Arhangel, forma junto con Mizar y Padot Na Vizantia (La caída de Bizancio) la, llamémosla así, triada oscura. Bandas de culto, conocidas en todos los Balcanes occidentales, son grupos formados en los años 80 que mezclan el Post Punk y el Dark Wave con elementos bizantinos y que han servido de inspiración a un arsenal de grupos que les han seguido en este estupendo hábito de tocar oscuro. Si de mí dependiera, si tal asunto estuviera en mis manos, el tema Pocetok i Kraj de Padot Na vizantia sería declarado himno nacional macedonio.

Ya dentro

Ahora las guitarras y los pulsos electrónicos se mueven entre la niebla baja en la que se sumerge Carsja, el antiguo barrio otomano de la ciudad, entrecortados por el sonido de los pasos de los que caminan sobre los viejos adoquines, esquivados por motocicletas, entre restaurantes que ofrecen kebabs, joyerías que compran y venden oro  y tiendas de vestidos imposibles. Esta noche, se pueden escuchar en directo, sobre un diminuto escenario improvisado,  las últimas distorsiones  de Susijat, el Post-Rock de Fighting Windmills y a los ruidosos KNNT.

La espectral silueta de la Televisión Nacional Macedonia, alberga el estudio de la  incombustible emisora de radio Kanal 103. En el aire desde principios de los 90, es la única estación no comercial de todo el país que sigue radiando los últimos lanzamientos de grupos internacionales y locales, a bandas de la escena ya consagradas, anunciando la inauguración de tal o cual exposición, la promoción de este o aquel libro y dibujando el mapa de eventos que se disfrutan allí abajo, en las calles de la ciudad emborronadas por la niebla que escupen las chimeneas.

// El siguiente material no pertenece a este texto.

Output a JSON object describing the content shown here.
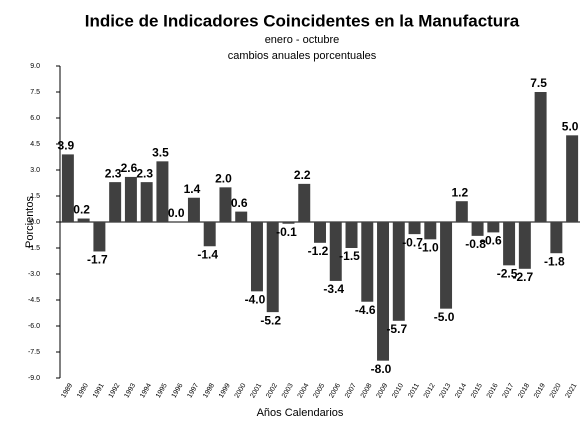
{
  "chart_data": {
    "type": "bar",
    "title": "Indice de Indicadores Coincidentes en la Manufactura",
    "subtitle": [
      "enero - octubre",
      "cambios anuales porcentuales"
    ],
    "x_label": "Años Calendarios",
    "y_label": "Porcientos",
    "categories": [
      "1989",
      "1990",
      "1991",
      "1992",
      "1993",
      "1994",
      "1995",
      "1996",
      "1997",
      "1998",
      "1999",
      "2000",
      "2001",
      "2002",
      "2003",
      "2004",
      "2005",
      "2006",
      "2007",
      "2008",
      "2009",
      "2010",
      "2011",
      "2012",
      "2013",
      "2014",
      "2015",
      "2016",
      "2017",
      "2018",
      "2019",
      "2020",
      "2021"
    ],
    "values": [
      3.9,
      0.2,
      -1.7,
      2.3,
      2.6,
      2.3,
      3.5,
      0,
      1.4,
      -1.4,
      2,
      0.6,
      -4,
      -5.2,
      -0.1,
      2.2,
      -1.2,
      -3.4,
      -1.5,
      -4.6,
      -8,
      -5.7,
      -0.7,
      -1,
      -5,
      1.2,
      -0.8,
      -0.6,
      -2.5,
      -2.7,
      7.5,
      -1.8,
      5
    ],
    "value_labels": [
      "3.9",
      "0.2",
      "-1.7",
      "2.3",
      "2.6",
      "2.3",
      "3.5",
      "0.0",
      "1.4",
      "-1.4",
      "2.0",
      "0.6",
      "-4.0",
      "-5.2",
      "-0.1",
      "2.2",
      "-1.2",
      "-3.4",
      "-1.5",
      "-4.6",
      "-8.0",
      "-5.7",
      "-0.7",
      "-1.0",
      "-5.0",
      "1.2",
      "-0.8",
      "-0.6",
      "-2.5",
      "-2.7",
      "7.5",
      "-1.8",
      "5.0"
    ],
    "color": "#404040",
    "ylim": [
      -9,
      9
    ],
    "yticks": [
      {
        "value": 9,
        "label": "9.0"
      },
      7.5,
      {
        "value": 6,
        "label": "6.0"
      },
      4.5,
      {
        "value": 3,
        "label": "3.0"
      },
      1.5,
      {
        "value": 0,
        "label": "0.0"
      },
      -1.5,
      {
        "value": -3,
        "label": "-3.0"
      },
      -4.5,
      {
        "value": -6,
        "label": "-6.0"
      },
      -7.5,
      {
        "value": -9,
        "label": "-9.0"
      }
    ],
    "grid": false
  }
}
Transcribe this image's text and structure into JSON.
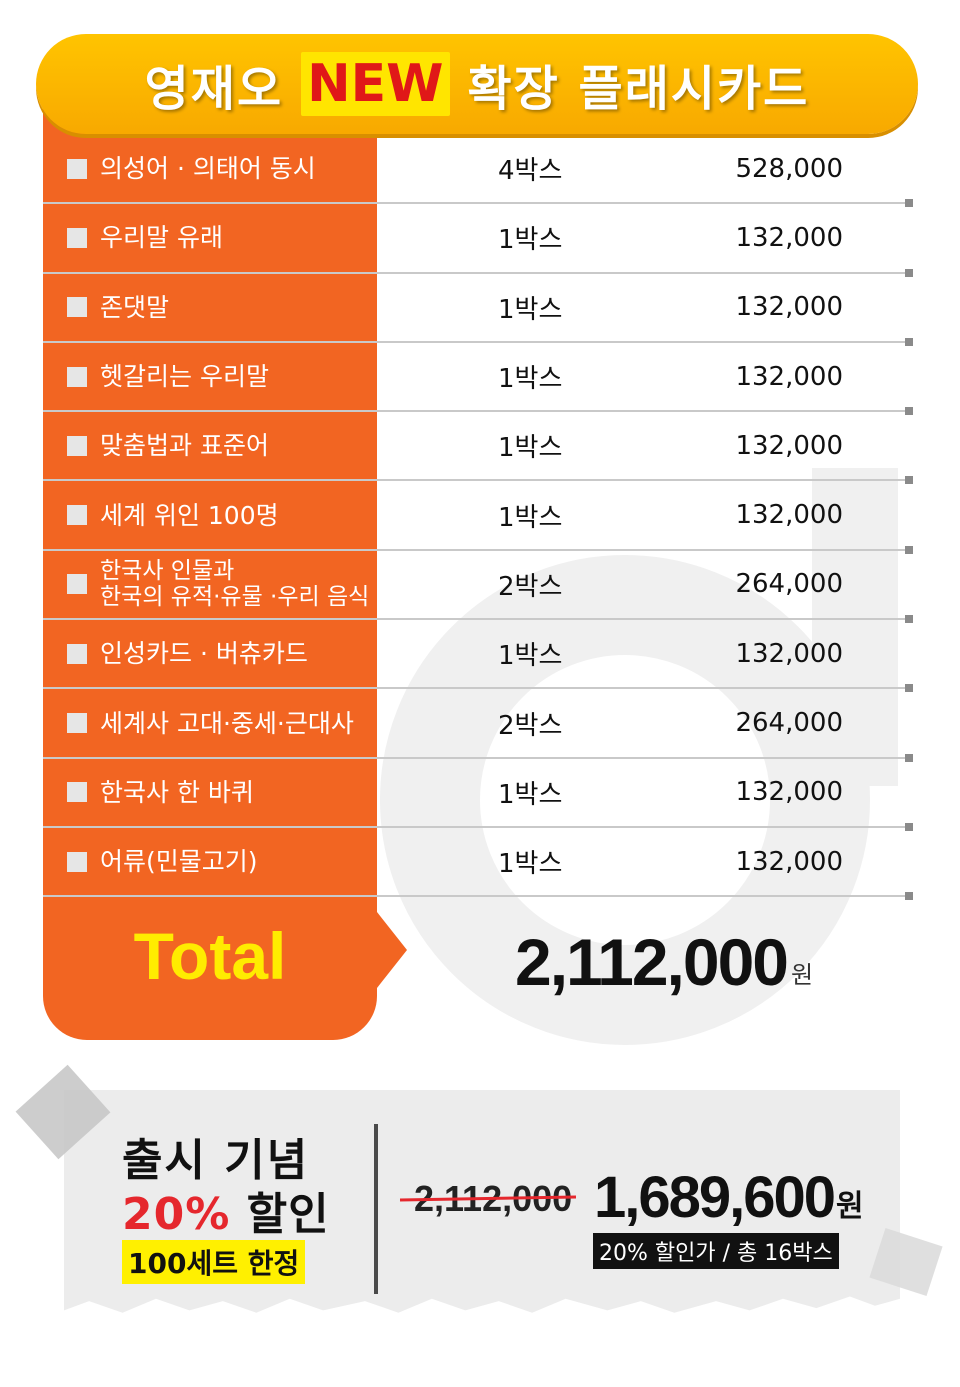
{
  "title": {
    "prefix": "영재오",
    "highlight": "NEW",
    "suffix": "확장 플래시카드"
  },
  "items": [
    {
      "name": "의성어 · 의태어 동시",
      "qty": "4박스",
      "price": "528,000"
    },
    {
      "name": "우리말 유래",
      "qty": "1박스",
      "price": "132,000"
    },
    {
      "name": "존댓말",
      "qty": "1박스",
      "price": "132,000"
    },
    {
      "name": "헷갈리는 우리말",
      "qty": "1박스",
      "price": "132,000"
    },
    {
      "name": "맞춤법과 표준어",
      "qty": "1박스",
      "price": "132,000"
    },
    {
      "name": "세계 위인 100명",
      "qty": "1박스",
      "price": "132,000"
    },
    {
      "name": "한국사 인물과\n한국의 유적·유물 ·우리 음식",
      "qty": "2박스",
      "price": "264,000"
    },
    {
      "name": "인성카드 · 버츄카드",
      "qty": "1박스",
      "price": "132,000"
    },
    {
      "name": "세계사 고대·중세·근대사",
      "qty": "2박스",
      "price": "264,000"
    },
    {
      "name": "한국사 한 바퀴",
      "qty": "1박스",
      "price": "132,000"
    },
    {
      "name": "어류(민물고기)",
      "qty": "1박스",
      "price": "132,000"
    }
  ],
  "total": {
    "label": "Total",
    "value": "2,112,000",
    "unit": "원"
  },
  "promo": {
    "line1": "출시 기념",
    "line2_pct": "20%",
    "line2_rest": "할인",
    "limit": "100세트 한정",
    "old_price": "2,112,000",
    "new_price": "1,689,600",
    "unit": "원",
    "note": "20% 할인가 / 총 16박스"
  },
  "colors": {
    "orange": "#f26522",
    "banner": "#ffc400",
    "total_label": "#ffec00",
    "discount_red": "#e5272d"
  }
}
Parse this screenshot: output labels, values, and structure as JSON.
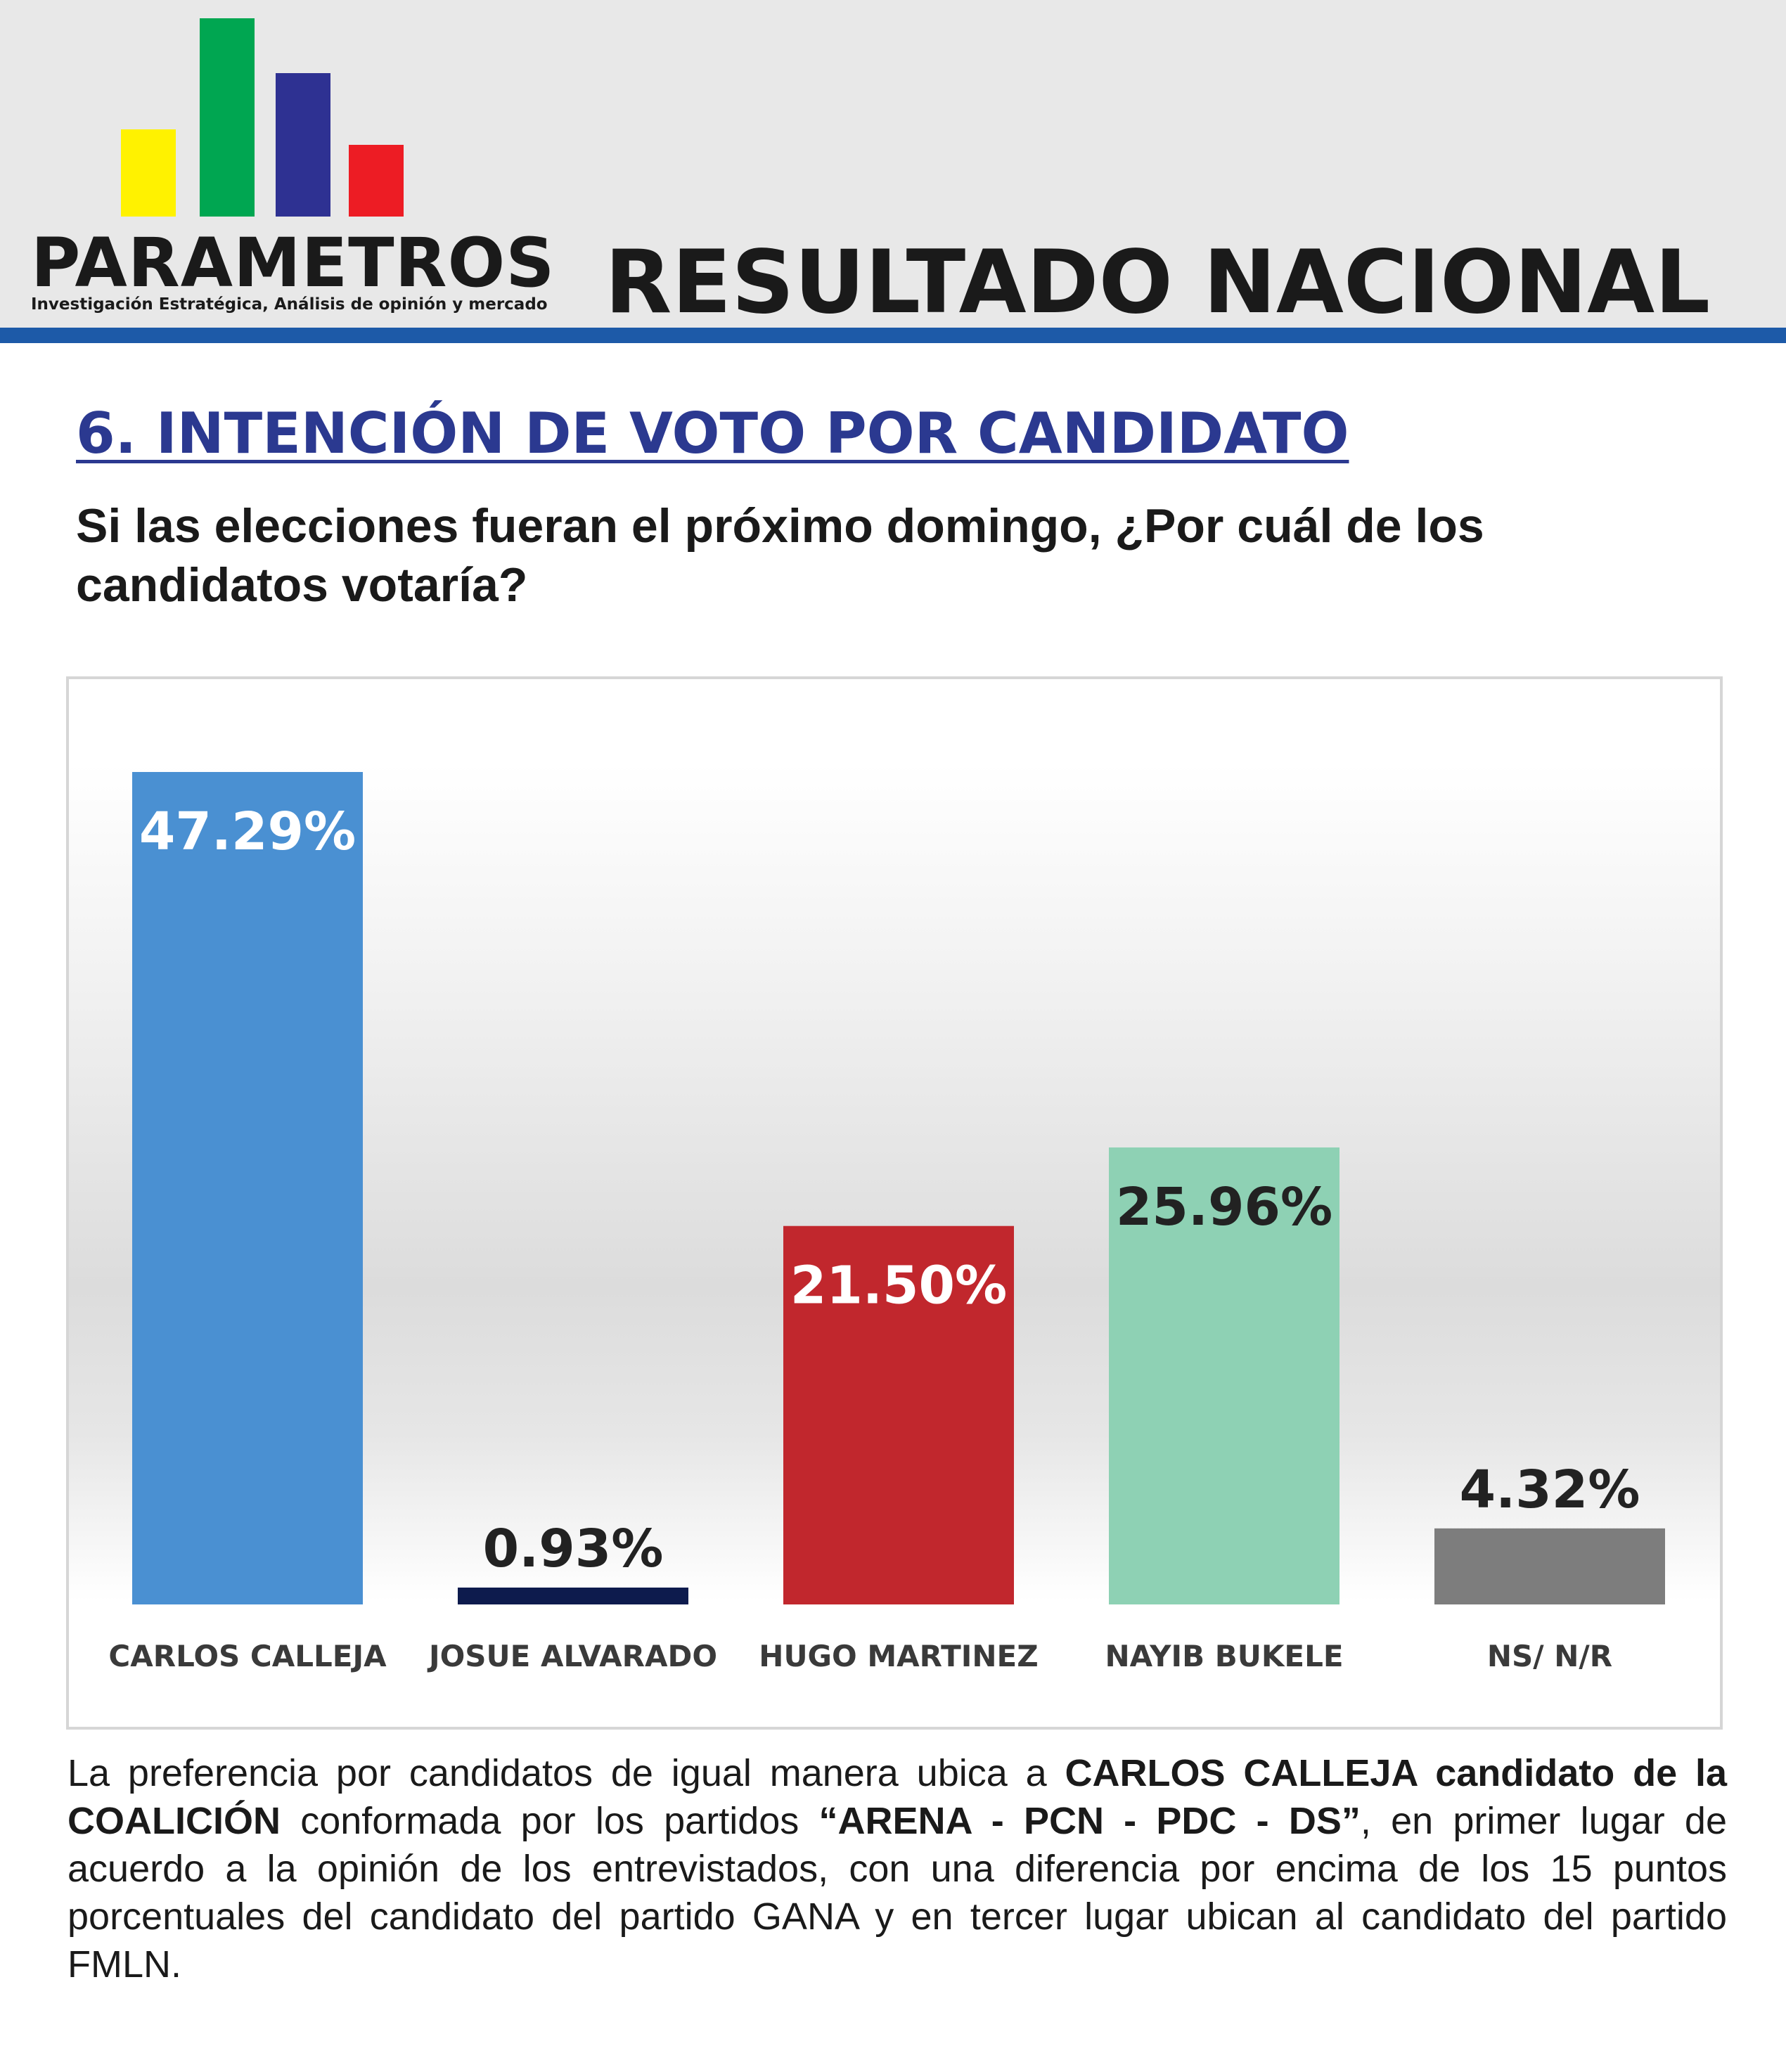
{
  "header": {
    "logo": {
      "name": "PARAMETROS",
      "tagline": "Investigación Estratégica, Análisis de opinión y mercado",
      "bar_colors": [
        "#fff200",
        "#00a651",
        "#2e3192",
        "#ed1c24"
      ]
    },
    "title": "RESULTADO NACIONAL",
    "rule_color": "#1d5aa8"
  },
  "section": {
    "title": "6. INTENCIÓN DE VOTO POR CANDIDATO",
    "question": "Si las elecciones fueran el próximo domingo, ¿Por cuál de los candidatos votaría?"
  },
  "chart_data": {
    "type": "bar",
    "title": "",
    "xlabel": "",
    "ylabel": "",
    "ylim": [
      0,
      50
    ],
    "grid": false,
    "categories": [
      "CARLOS CALLEJA",
      "JOSUE ALVARADO",
      "HUGO MARTINEZ",
      "NAYIB BUKELE",
      "NS/ N/R"
    ],
    "values": [
      47.29,
      0.93,
      21.5,
      25.96,
      4.32
    ],
    "value_labels": [
      "47.29%",
      "0.93%",
      "21.50%",
      "25.96%",
      "4.32%"
    ],
    "colors": [
      "#4a90d2",
      "#0d1b4d",
      "#c1272d",
      "#8ed1b4",
      "#7d7d7d"
    ]
  },
  "footer": {
    "part1": "La preferencia por candidatos de igual manera ubica a ",
    "bold1": "CARLOS CALLEJA candidato de la COALICIÓN",
    "part2": " conformada por los partidos ",
    "bold2": "“ARENA - PCN - PDC - DS”",
    "part3": ", en primer lugar de acuerdo a la opinión de los entrevistados, con una diferencia por encima de los 15 puntos porcentuales del candidato del partido GANA y en tercer lugar ubican al candidato del partido FMLN."
  }
}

Fotografía por Kerwin Kendell

Fotografía por Kerwin Kendell

Enamorada

No es hasta que el apabullante olor de los tilos anuncia que el primero de mayo ha llegado, y los jardines se llenan de barbacoas y las familias se reúnen en las cocinas de verano instaladas en las terrazas de los edificios de corte socialista, cuando podemos decir que lo peor ya ha pasado. Entonces un puñado de festivales como BOSH en Gevgeljia o el festival que se celebra cada año en la orilla del lago Dojran, ensanchan la escena hacia la periferia en un intento de lo que se ha llamado, política de descentralización cultural.

Poco a poco reaparecen los turistas, gracias a Dios aún escasos, y repiten visita los extranjeros. Como el Irlandés que aparece y desparece, esa palermitana enamorada del alfabeto cirílico, la mujer que parece recién salida de un garito del Manchester de los 80, o el alemán que llego allí de paso pero nunca llego a irse del todo. Ellos, al igual que una servidora, en algún momento del pasado difícil de localizar, se convirtieron en incondicionales del correr del río Vardar, del queso blanco y la rakja, de la sombra de la antigua fortaleza, del tráfico demencial, de los cinco cantos diarios de las mezquitas y de los acordes oscuros del este.

Al visitarla, a Skopje, se recomienda ser precavido, porque puedes acabar siendo parte de ella, o lo que es peor y ya sería irremediable, ella parte de ti.